My blood pressure is going up slowly, and I think at some point I will be on BP meds (or have to lower my dose).

My skin has stopped peeling and has even healed some. But, there is new soreness and “tightness” in some places on my hands like the sides of my index fingers, which are also red. And they are sensitive, which of course means I can’t stop rubbing my fingers together in exactly those places. Happily, it’s not my fingertips, so typing, bass playing, and synthesizer-knob-turning should all be good for now. Advice about what to do if you have hand-foot syndrome includes such helpful tips as “don’t touch hard things–like tools.”

Also, there’s my digestion. I feel like I’m in a Nietzsche book. Every time the dose goes up, my body has to readjust. I don’t jump to conclusions about what’s happening for the long haul until it’s about a week in. A bout of diarrhea made me late to the endocrinologist appointment that I wrote about last week, though the immodium worked for that.

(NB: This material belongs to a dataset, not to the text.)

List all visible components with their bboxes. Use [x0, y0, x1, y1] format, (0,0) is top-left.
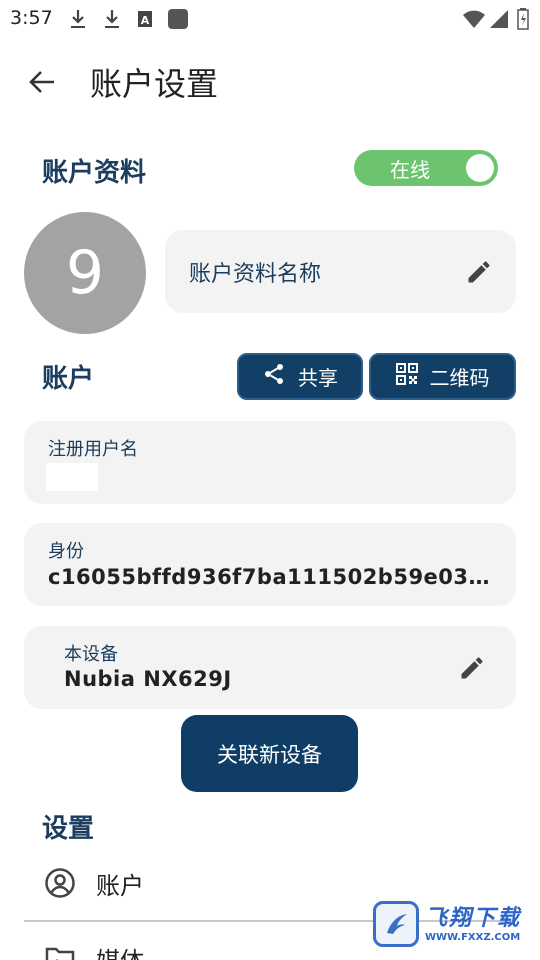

Nausea has been another thing. On 14mg I would get these rapid cycles–we’re talking about less than 5 minutes here–of nausea, then feeling very full (or vice-versa), then feeling like my stomach was empty and I am starving. It was weird but totally tolerable and because it happened so fast, I didn’t do anything about it. At 20mg (I’ve taken doses Th, F, Sat, and Sun), I’ve had more serious nausea, and an indigestion basically robbed me of my night’s sleep on Saturday night. Sunday for the first time I broke open the anti-nausea drugs. They seem to work ok, but not 100%. So yesterday was officially my first “bad day” on the drugs. I was physically uncomfortable but not miserable. This morning, as I type, there is some burning in my stomach but no nausea. I found with going on the drug, and up to 14mg that it took my digestion a few days to get used to the dosage, as well. It’s not an instantaneous thing where you take the pill and something happens (whereas calcium pills made me sick instantly when I had to be on those). It’s more like a generalized effect that gets easier over time.

The burning indigestion and nausea are not constant at all, so sometimes I’m able to eat normally, but overall I am eating less, which is how I guess “weight loss” gets listed as a side effect. So far, I haven’t radically adjusted my diet. I go to bed on a more or less empty stomach (indigestion seems worse at night), and I go easy on the acids and hot sauces. Once I have a settled sense of how it’s going to be I may make some more sweeping changes regarding how, when, or what I eat. But since right now I feel different every week right now and sometimes every day, I honestly don’t see the point in doing anything other than just noting how I feel, and as my touchy-feely surgeon says, “listening to my body.”